A moiçola, ainda paralisada na cadeira junto à mesa, estremeceu. O homem no canto da sala, sempre atento a ela, percebeu.

 

"Cala a boca! Ele não merece isso, e logo no dia de seus 86 anos, vocês parecem selvagens, insensíveis, desumanos!".

 

 "Olha, papai tá passando mal, vai ter um troço, chama o médico pelo amor de Deus, o coração dele já tão danificado não vai resistir! Acudam!".

 

"Morre logo, desgraçado! Não é o que todo mundo quer, pra pegar a grana da herança ?!... É isso que ele merece, e que seja a morte mais horrenda!".

 

"Flho da mãe, patife, que mau caráter! Dá um jeito no teu marido, minha irmã!".

 

"Ha-ha, vocês pedem respeito e comiseração com esse déspota...".

 

"Quem é você pra falar em respeito e o cacete, que não se dá ao respeito, metido a intelectual, escritor, poeta, todas as noites no bar em Botafogo, enchendo a cara e convivendo com bêbados, drogados e mendigos, quem sabe também não se droga, mal consegue chegar em casa, alta madrugada. Tua mulher é uma santa que ainda atura isso, se fosse eu já tinha me mandado...".

 

"Se mandado como a puta de tua irmã, é isso?".

 

"É a síndrome de Lima Barreto,que ele adora, tem até o mesmo nome; vai acabar do mesmo jeito...".

 

"Cala a boca, Joaquim Maria, vai pro inferno com teu pessimismo doentio e esse ar blasé de sábio... E que coisa isso de  cada um vocês ter o mesmo nome daquele que os inspira, idiotice. Será que os pais já deram os nomes como homenagem, ou vocês, bobalhões, é que incorporam o espírito deles, hein, hein?".

 

"Herdei esse nome com muita honra. É o que digo: vendo esse cenário e a existência e a vida que vocês levam, não vou ter filhos, "não deixarei legados, etc., isso me consola, pelo menos", mas tenho família, essa que está aí, aliás, igual a todas as outras, com seus disfarces e hipocrisias, exemplo mais bem acabado da miséria da espécie humana...".

 

"Meu marido tá nervoso, porque papai agrediu o menino; fiquei tão apavorada, em choque,  que não consegui me mexer... E ele não é bêbado não, sua vaca!

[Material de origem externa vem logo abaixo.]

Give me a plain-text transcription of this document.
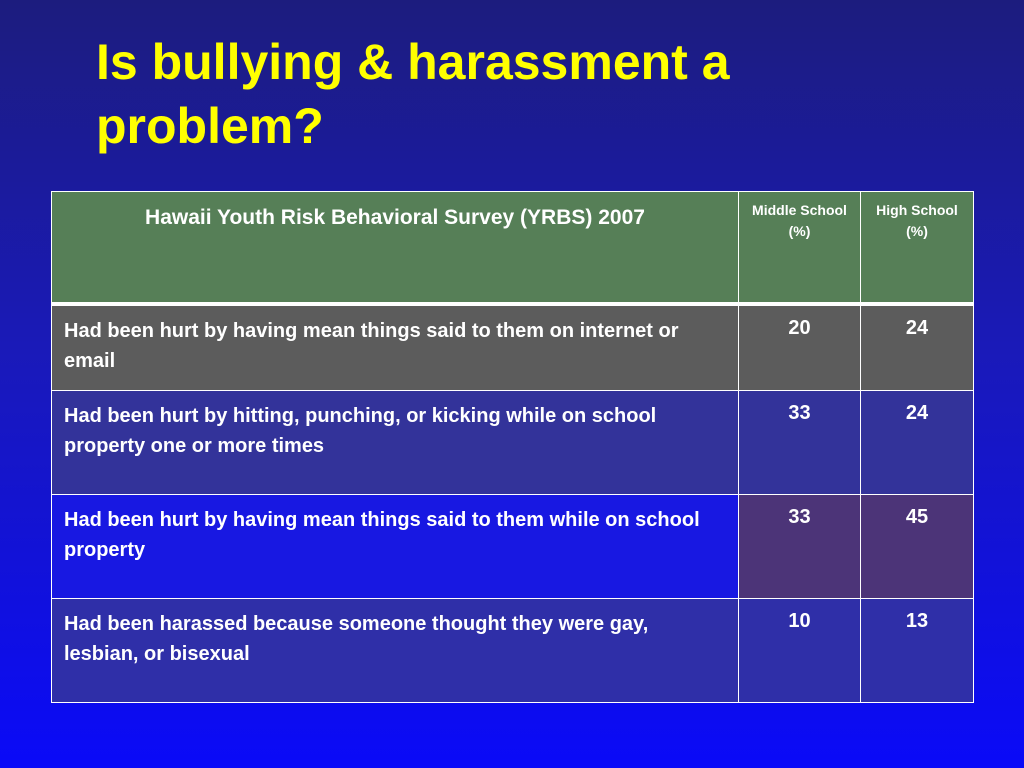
Is bullying & harassment a problem?
Hawaii Youth Risk Behavioral Survey (YRBS) 2007	Middle School (%)	High School (%)
Had been hurt by having mean things said to them on internet or email	20	24
Had been hurt by hitting, punching, or kicking while on school property one or more times	33	24
Had been hurt by having mean things said to them while on school property	33	45
Had been harassed because someone thought they were gay, lesbian, or bisexual	10	13
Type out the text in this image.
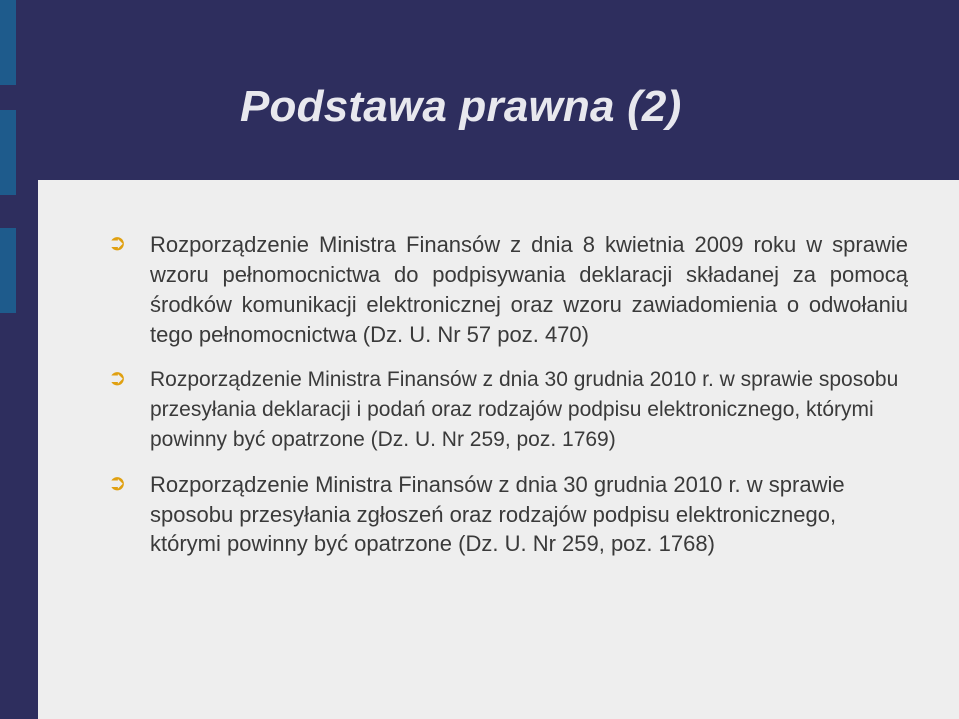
Podstawa prawna (2)
➲ Rozporządzenie Ministra Finansów z dnia 8 kwietnia 2009 roku w sprawie wzoru pełnomocnictwa do podpisywania deklaracji składanej za pomocą środków komunikacji elektronicznej oraz wzoru zawiadomienia o odwołaniu tego pełnomocnictwa (Dz. U. Nr 57 poz. 470)
➲ Rozporządzenie Ministra Finansów z dnia 30 grudnia 2010 r. w sprawie sposobu przesyłania deklaracji i podań oraz rodzajów podpisu elektronicznego, którymi powinny być opatrzone (Dz. U. Nr 259, poz. 1769)
➲ Rozporządzenie Ministra Finansów z dnia 30 grudnia 2010 r. w sprawie sposobu przesyłania zgłoszeń oraz rodzajów podpisu elektronicznego, którymi powinny być opatrzone (Dz. U. Nr 259, poz. 1768)
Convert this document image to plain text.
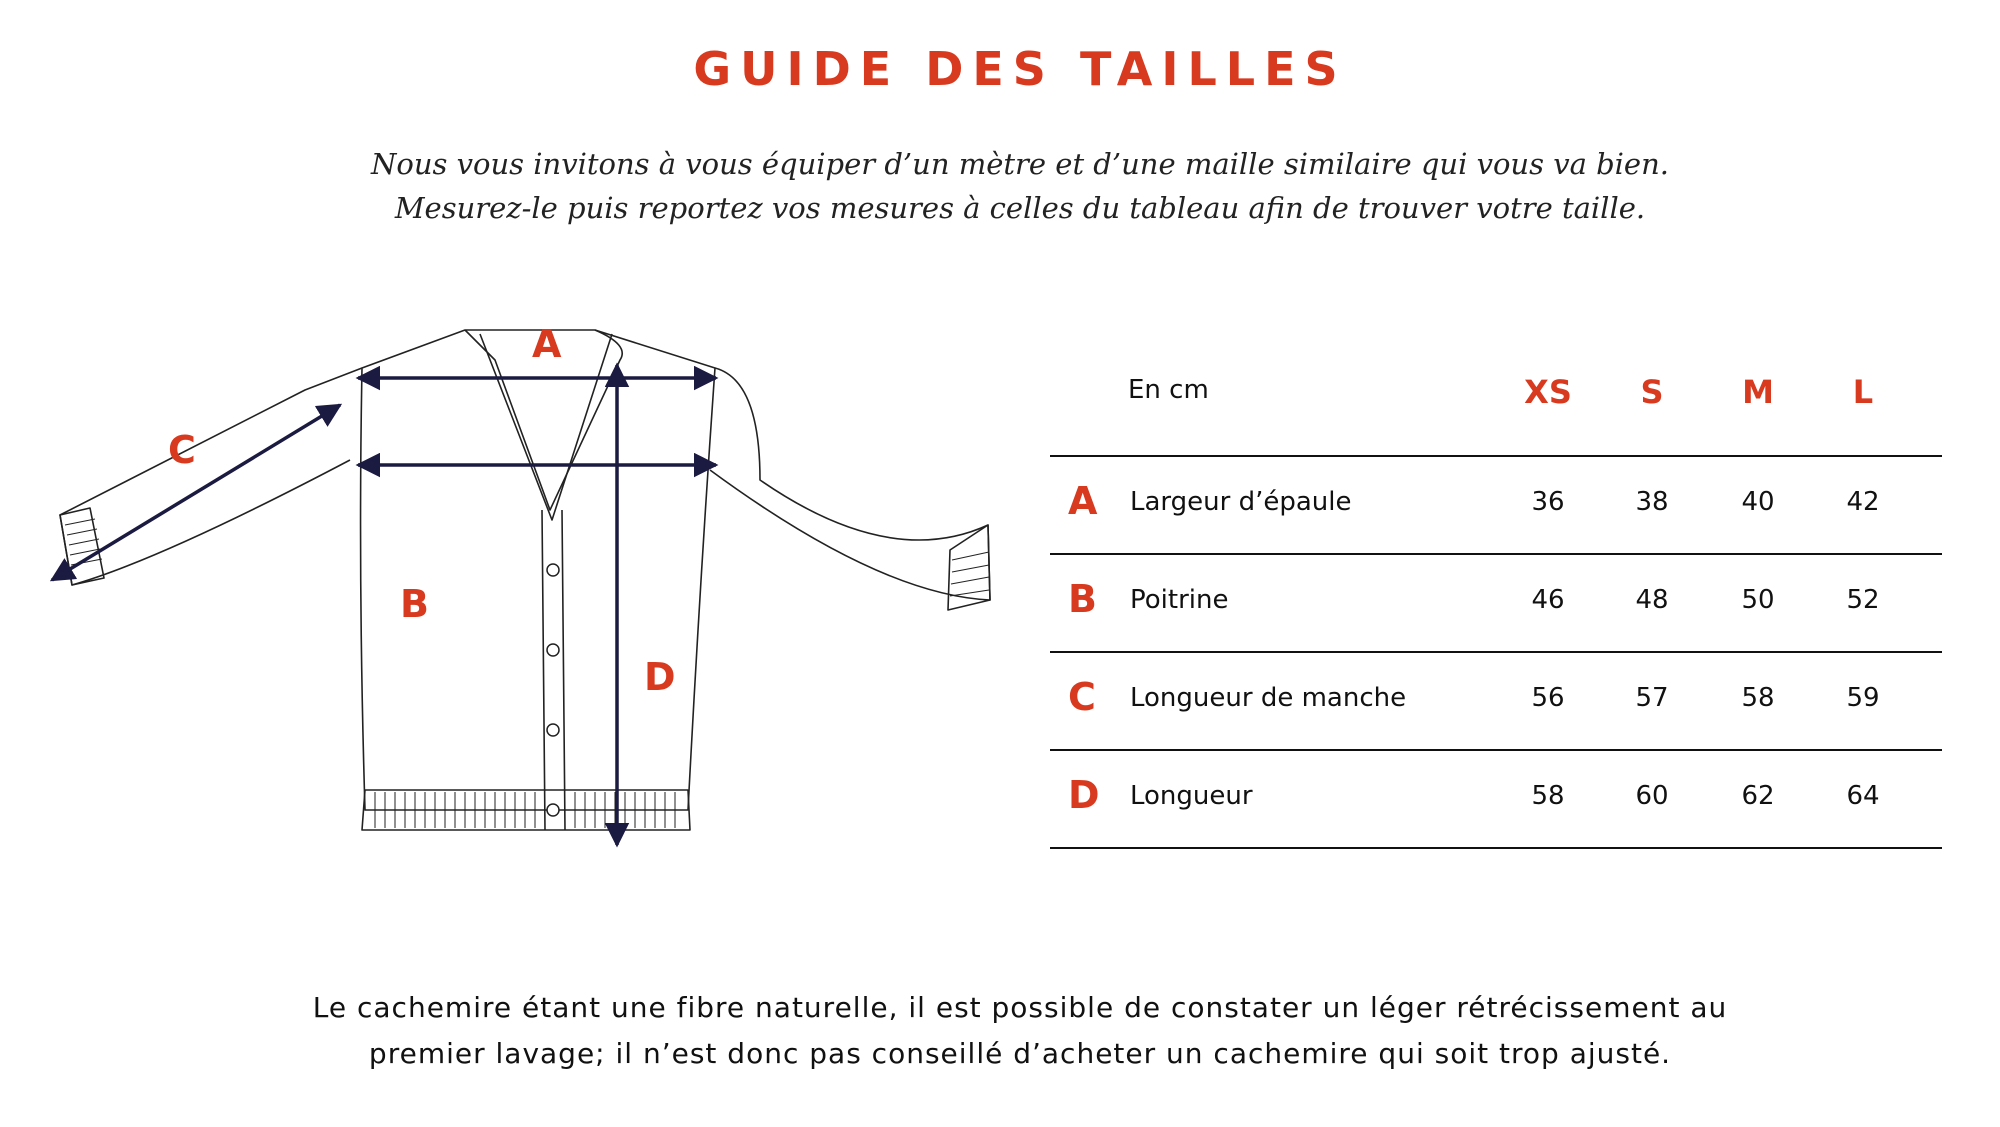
GUIDE DES TAILLES
Nous vous invitons à vous équiper d’un mètre et d’une maille similaire qui vous va bien.
Mesurez-le puis reportez vos mesures à celles du tableau afin de trouver votre taille.
A
B
C
D
En cm	XS	S	M	L
A Largeur d’épaule	36	38	40	42
B Poitrine	46	48	50	52
C Longueur de manche	56	57	58	59
D Longueur	58	60	62	64
Le cachemire étant une fibre naturelle, il est possible de constater un léger rétrécissement au
premier lavage; il n’est donc pas conseillé d’acheter un cachemire qui soit trop ajusté.
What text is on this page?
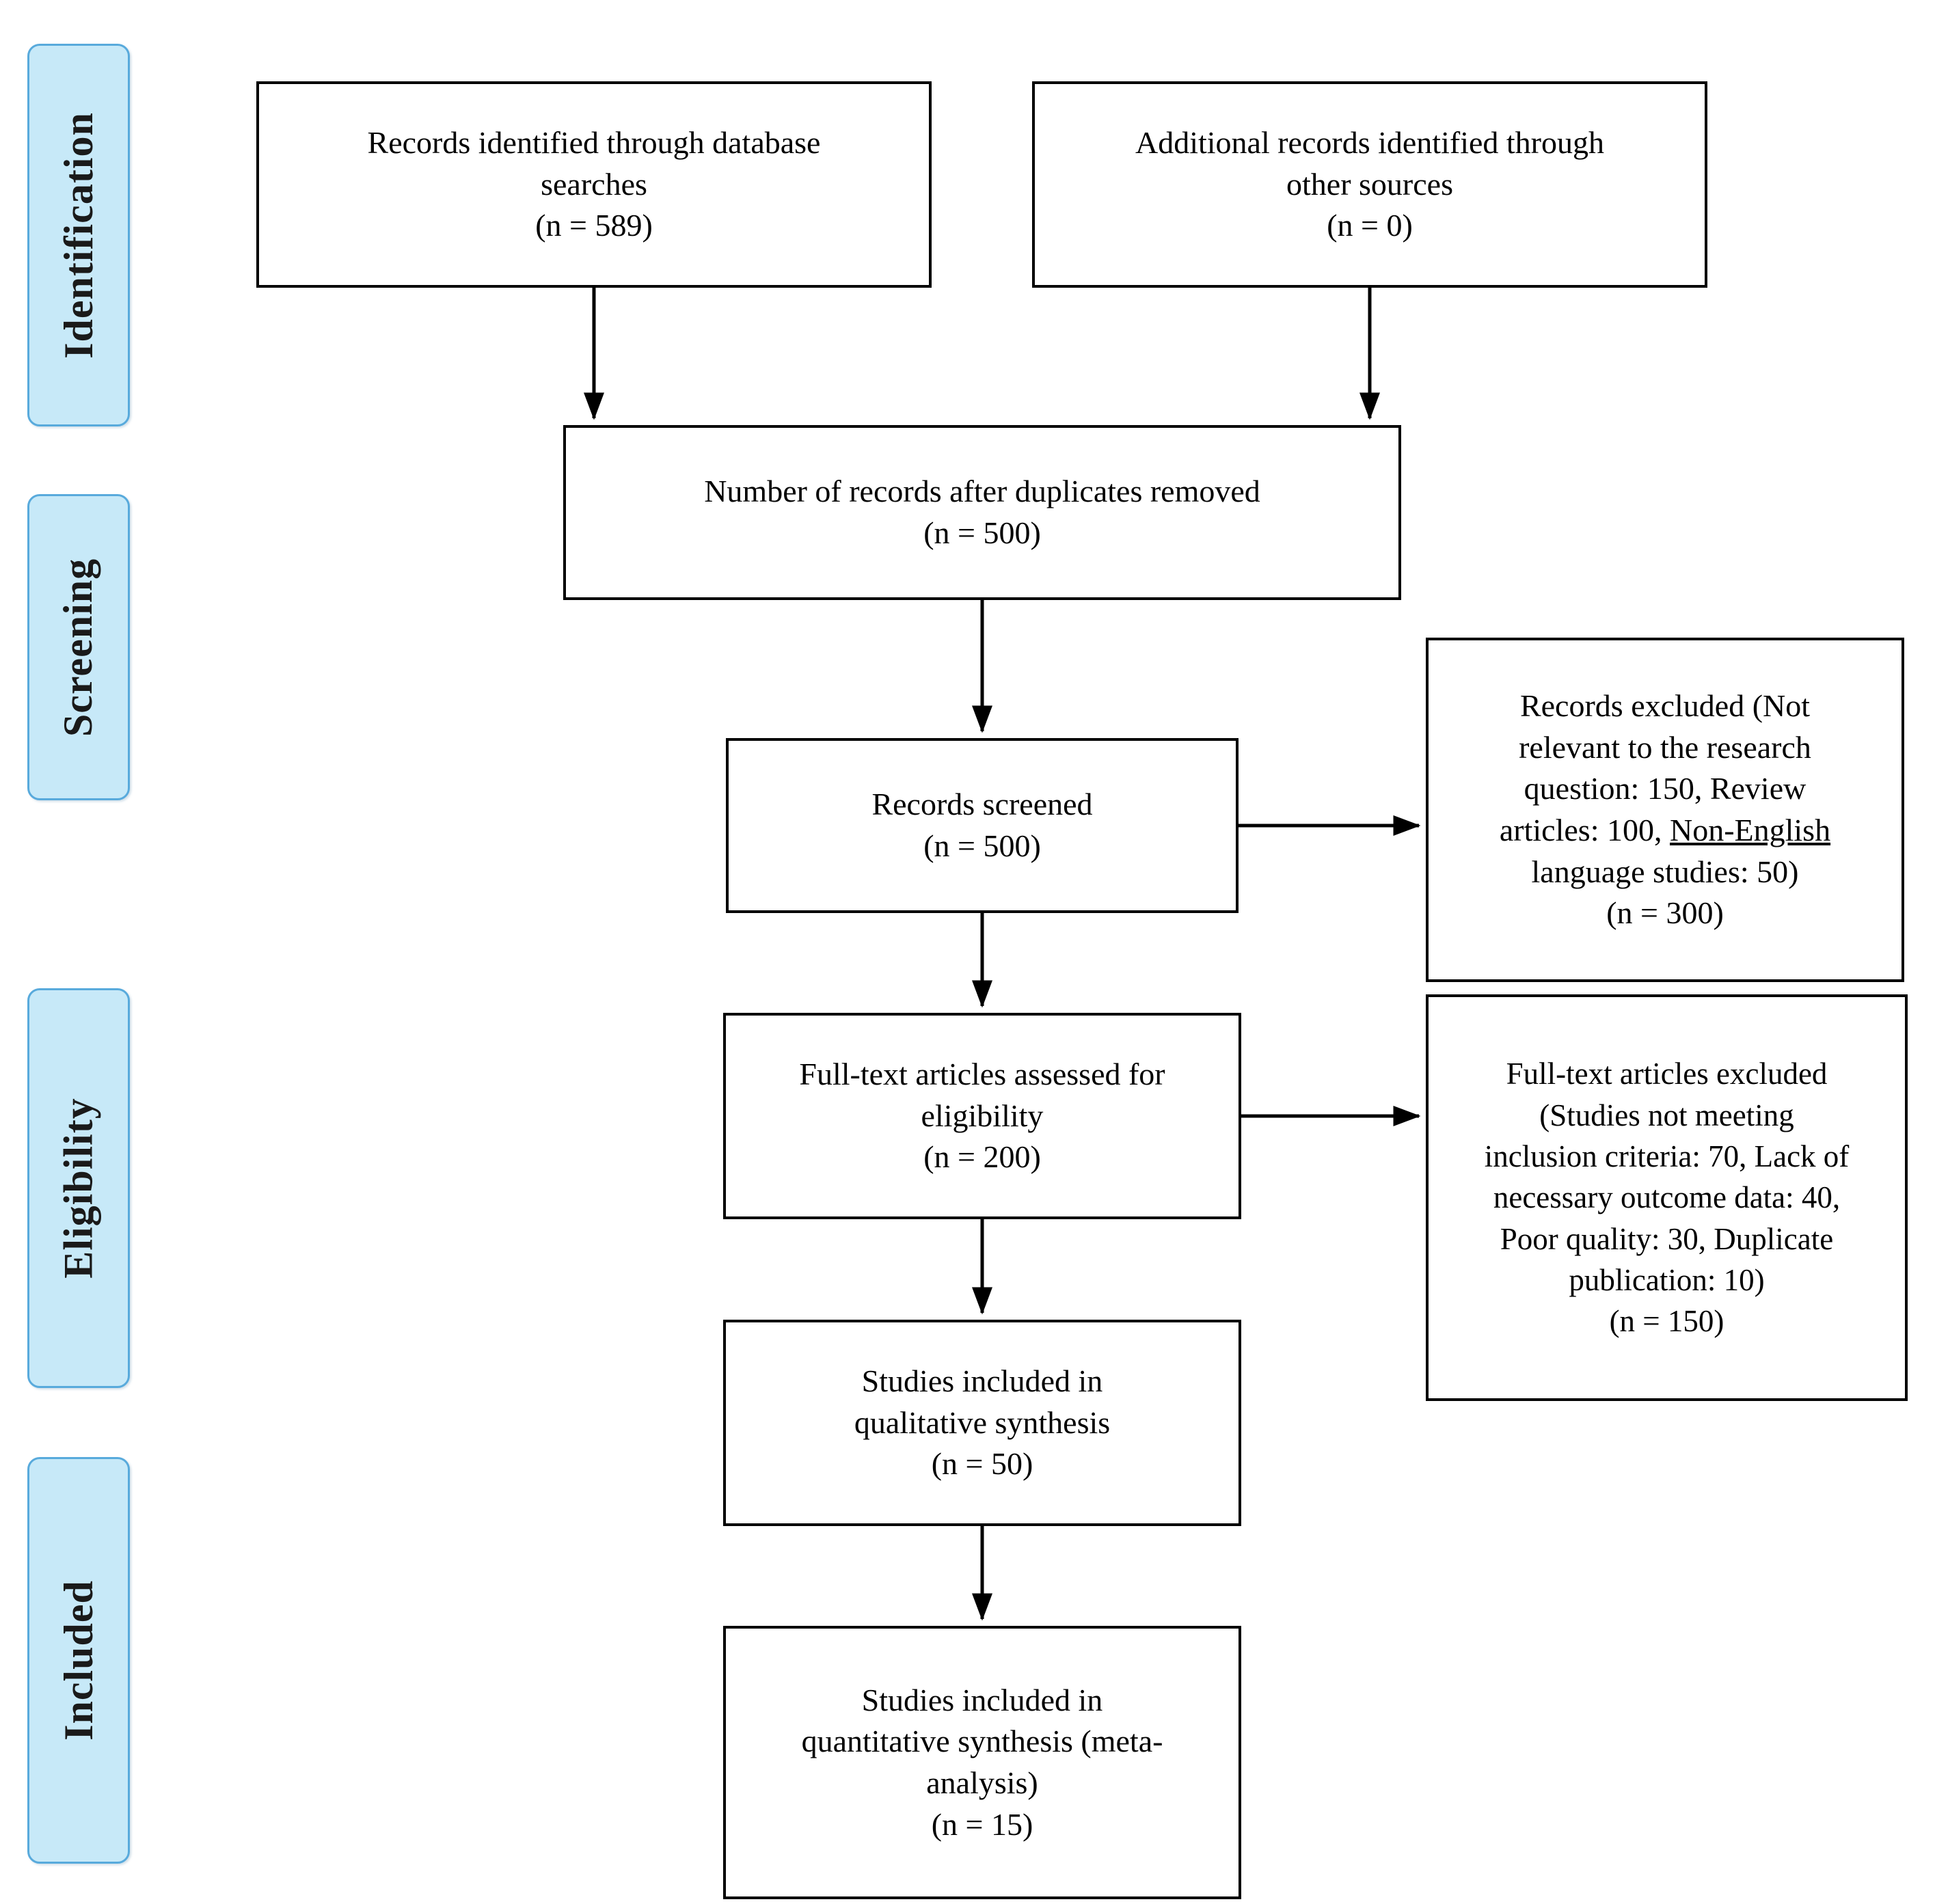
Identification
Screening
Eligibility
Included
Records identified through database
searches
(n = 589)
Additional records identified through
other sources
(n = 0)
Number of records after duplicates removed
(n = 500)
Records screened
(n = 500)
Records excluded (Not
relevant to the research
question: 150, Review
articles: 100, Non-English
language studies: 50)
(n = 300)
Full-text articles assessed for
eligibility
(n = 200)
Full-text articles excluded
(Studies not meeting
inclusion criteria: 70, Lack of
necessary outcome data: 40,
Poor quality: 30, Duplicate
publication: 10)
(n = 150)
Studies included in
qualitative synthesis
(n = 50)
Studies included in
quantitative synthesis (meta-
analysis)
(n = 15)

É muito inteligente, um gênio...".

 

"Mas que deixa a mulher em casa e vai beber na rua. E não sabe conter a ganância material da mulher que tá sempre comprando, consumindo, se endividando, que nem doida, e só fala na herança do papai...".

 

"Desgraçada, toma isso, sua...". O soco desferido com raiva atingiu a outra no  supercílio, que logo começou a sangrar.

 

"Que horror, duas irmãs se matando assim! Todas sem-vergonhas, sem pudor, sem compostura...".

 

"E você, sua carola, não vem querendo dar lição de moral, que você também faz das suas...".

 

"O que quer dizer com isso? Me respeite, sua...".

 

"Quero a mamãe!", grita a garota. "Quero o meu pai!", berra o menino.

 

O velho, meio desfalecido no sofá, fecha os olhos e pensa na morte; vem à mente a morte de Ivan Ilicht, o conto que a filha do meio, psicóloga intelectualizada, vidrada no autor — dizia que era o melhor conto jamais escrito, em qualquer literatura, o tal de Tolstoi, que ela adorava. "eu tinha de fazer dela minha favorita, isso sim, não aquela ingrata" — lhe dera há alguns anos e que volta e meia comentava e até lia para ele. Especialmente aquele trecho sempre lhe impressionara: "será preso ao leito, frente à morte certa, que a vida de Ivan Ilitch se revelará mais livre, mais autêntica e pujante", sabia até de cor essa frase. Queria mesmo é que cheguasse a  hora final de se livrar de vez de todos e daquela família.

 

Todos falam ao mesmo tempo, todos gritam, agridem-se, acusam-se, ninguém se entende, verdadeira Babel, engalfinham-se, caos total. Vidros se quebram, estilhaços pelo chão.

 

A moiçola, inerte no mesmo lugar, assombrada com tudo aquilo, vê o homem sair do canto e atravessar a sala, abrindo passagem entre os contendores, chegar a seu lado e acariciar sua cabeça, murmurando "não tema, calma, fique tranquila". Pega em sua mão, ela sorri sem graça, meio sem jeito, mas  deixa a mão na mão dele e a aperta.

 

Alguém chega de repente na sala, em meio à balbúrdia, "é dona Nadir, bem-vinda dona Nadir, que prazer!". "Mas que alegria, que beleza, que festa animada, linda! E que família feliz, unida! Feliz aniversário, Seu Mauro!".